Noch gilt: andere Länder, andere Kontaktbeschränkungen
Der Beschluss des OVG erging auf Basis eines Normenkontroll-eilverfahrens gem. § 47 Abs. 1 Nr. 2, Abs. 6 VwGO, in Niedersachsen eröffnet gem. § 75 NJG. Der Beschluss wirkt nach Abs. 5 S. 2 des § 47 VwGO zwar gegenüber allen, jedoch naturgemäß nicht über die Landesgrenzen hinaus. Ein Blick auf einige Nachbarländer zeigt, dass die Begrenzung auf fünf Personen und zwei Haushalte noch intakt ist: in Nordrhein-Westfalen (§ 2 Abs. 2 Nr. 1b Coronaschutzverordnung), ebenso in Bremen (§ 2 Abs. 1 S. 1 Coronaverordnung) und Schleswig-Holstein (§ 2 Abs. 4 S. 1 Nr. 3, S. 4 Corona-Bekämpfungsverordnung).
Nach der Neuregelung in § 28b Abs. 1 Nr. 1 IfSG bleiben die Kontaktbeschränkungen in Hochinzidenzkommunen gleich: Private Kontakte eines Haushalts mit einer weiteren Person sind unabhängig von der Größe des Haushalts erlaubt. Diese bundeseinheitliche Regelung zwingt dazu – der hier vertretenen Ansicht folgend –, bei einer 7-Tage-Inzidenz von nicht mehr als 100 die Verordnungen in den Ländern anzupassen, die strengere Regelungen zur Kontaktbeschränkung vorsehen. Eine Kontaktbeschränkung, die über die Beschränkung in Hochinzidenzkommunen hinausgeht, ist unangemessen. Hessen ist diesen Schritt bereits gegangen (§ 1 Abs. 1 S. 1 Kontakt- und Betriebsbeschränkungsverordnung alt und neu).

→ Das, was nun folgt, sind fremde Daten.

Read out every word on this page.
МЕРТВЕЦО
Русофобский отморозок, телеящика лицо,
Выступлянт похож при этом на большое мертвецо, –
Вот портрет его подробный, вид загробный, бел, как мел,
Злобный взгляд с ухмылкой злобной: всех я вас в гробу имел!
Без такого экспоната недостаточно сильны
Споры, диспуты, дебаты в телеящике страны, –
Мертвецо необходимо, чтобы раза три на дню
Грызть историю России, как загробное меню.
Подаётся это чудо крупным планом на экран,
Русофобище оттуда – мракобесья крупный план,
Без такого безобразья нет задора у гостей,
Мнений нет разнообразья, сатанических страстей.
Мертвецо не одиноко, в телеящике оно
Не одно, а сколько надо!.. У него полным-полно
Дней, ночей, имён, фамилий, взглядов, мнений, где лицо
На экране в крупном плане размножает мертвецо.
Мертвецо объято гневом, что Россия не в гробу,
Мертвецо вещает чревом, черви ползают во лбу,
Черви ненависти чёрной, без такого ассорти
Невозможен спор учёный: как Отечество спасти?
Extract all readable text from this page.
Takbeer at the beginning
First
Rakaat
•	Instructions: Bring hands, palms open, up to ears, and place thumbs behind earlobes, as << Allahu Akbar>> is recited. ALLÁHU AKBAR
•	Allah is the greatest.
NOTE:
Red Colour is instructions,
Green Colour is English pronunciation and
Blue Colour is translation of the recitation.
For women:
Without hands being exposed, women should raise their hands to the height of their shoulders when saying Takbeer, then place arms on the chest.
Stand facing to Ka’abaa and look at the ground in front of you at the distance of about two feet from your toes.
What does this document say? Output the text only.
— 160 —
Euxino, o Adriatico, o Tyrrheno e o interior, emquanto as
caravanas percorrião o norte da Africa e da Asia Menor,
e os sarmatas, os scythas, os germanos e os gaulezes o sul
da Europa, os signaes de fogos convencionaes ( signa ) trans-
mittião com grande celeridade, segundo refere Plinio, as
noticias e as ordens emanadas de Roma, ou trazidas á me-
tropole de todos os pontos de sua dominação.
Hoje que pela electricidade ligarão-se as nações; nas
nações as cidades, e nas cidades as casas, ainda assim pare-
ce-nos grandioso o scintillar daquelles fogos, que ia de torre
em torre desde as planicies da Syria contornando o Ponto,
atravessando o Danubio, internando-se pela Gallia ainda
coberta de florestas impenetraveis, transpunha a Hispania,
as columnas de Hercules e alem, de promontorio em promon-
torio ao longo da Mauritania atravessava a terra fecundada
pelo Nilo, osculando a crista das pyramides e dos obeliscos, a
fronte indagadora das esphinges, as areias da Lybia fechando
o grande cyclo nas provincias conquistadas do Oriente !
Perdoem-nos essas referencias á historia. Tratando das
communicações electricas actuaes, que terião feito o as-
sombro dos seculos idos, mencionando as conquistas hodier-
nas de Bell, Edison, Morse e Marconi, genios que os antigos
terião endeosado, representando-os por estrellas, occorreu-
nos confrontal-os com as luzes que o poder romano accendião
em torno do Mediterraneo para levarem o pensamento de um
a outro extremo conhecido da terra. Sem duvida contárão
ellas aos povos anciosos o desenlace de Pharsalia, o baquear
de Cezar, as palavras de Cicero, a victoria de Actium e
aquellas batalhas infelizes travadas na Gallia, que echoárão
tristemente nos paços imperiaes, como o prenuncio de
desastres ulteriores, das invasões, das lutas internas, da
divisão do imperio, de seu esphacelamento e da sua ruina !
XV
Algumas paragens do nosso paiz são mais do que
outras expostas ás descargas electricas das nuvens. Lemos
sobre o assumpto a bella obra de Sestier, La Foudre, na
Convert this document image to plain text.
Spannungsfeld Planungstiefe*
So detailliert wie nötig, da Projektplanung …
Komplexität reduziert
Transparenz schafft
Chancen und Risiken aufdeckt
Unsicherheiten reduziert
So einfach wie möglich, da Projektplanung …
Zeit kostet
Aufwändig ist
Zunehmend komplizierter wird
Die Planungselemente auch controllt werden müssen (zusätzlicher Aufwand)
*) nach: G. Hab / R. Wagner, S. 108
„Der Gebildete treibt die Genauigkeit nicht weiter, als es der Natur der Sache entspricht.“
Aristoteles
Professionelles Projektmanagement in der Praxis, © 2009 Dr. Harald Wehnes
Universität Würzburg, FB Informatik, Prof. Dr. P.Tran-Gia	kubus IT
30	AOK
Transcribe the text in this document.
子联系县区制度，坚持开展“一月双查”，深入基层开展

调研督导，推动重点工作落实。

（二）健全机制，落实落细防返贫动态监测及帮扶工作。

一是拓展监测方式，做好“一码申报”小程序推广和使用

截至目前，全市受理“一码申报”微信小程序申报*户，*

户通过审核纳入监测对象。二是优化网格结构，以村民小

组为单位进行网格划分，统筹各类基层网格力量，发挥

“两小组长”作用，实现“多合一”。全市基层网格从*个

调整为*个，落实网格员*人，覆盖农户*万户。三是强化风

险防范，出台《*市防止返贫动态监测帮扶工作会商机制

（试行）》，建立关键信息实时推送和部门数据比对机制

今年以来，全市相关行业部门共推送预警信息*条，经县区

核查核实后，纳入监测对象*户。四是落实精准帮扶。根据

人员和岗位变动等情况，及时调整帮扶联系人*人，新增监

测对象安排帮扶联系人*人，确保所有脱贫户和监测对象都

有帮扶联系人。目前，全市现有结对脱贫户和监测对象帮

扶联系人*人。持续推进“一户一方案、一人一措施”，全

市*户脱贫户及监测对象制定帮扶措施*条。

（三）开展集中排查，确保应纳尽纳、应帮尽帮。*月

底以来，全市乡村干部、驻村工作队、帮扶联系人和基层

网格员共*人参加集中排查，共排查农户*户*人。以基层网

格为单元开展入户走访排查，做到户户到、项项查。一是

Für getrenntlebende Paare enthält § 28b IfSG keine Regel. Sie werden in Hochinzidenzkommunen als zwei Haushalte gelten, bei einem Inzidenzwert unter bzw. gleich 100 bei ausdrücklicher Regelung in einer Landesverordnung jedoch als ein Haushalt – mit kuriosen Folgen in diesen Ländern: Hat jene 5er-WG zwei der PartnerInnen aus unterschiedlichen Haushalten zu Gast, ist dieses Treffen bis 23:59 Uhr am Tag, bevor die „Notbremse“ in Kraft tritt, rechtmäßig. Mit dem Glockenschlag jedoch handelt es sich nicht mehr um einen fingierten Haushalt, sondern um ein verbotenes Treffen von drei Haushalten. Nach Hause zu gehen, ist für die PartnerInnen dann aber auch keine Option, denn die viel diskutierte „Ausgangssperre“ des § 28b Abs. 1 Nr. 2 IfSG ist in Kraft. Das Dilemma am Abend vor dem „Ziehen der Notbremse“ zeigt sich: Wer zu spät geht, bestraft das Ordnungsamt.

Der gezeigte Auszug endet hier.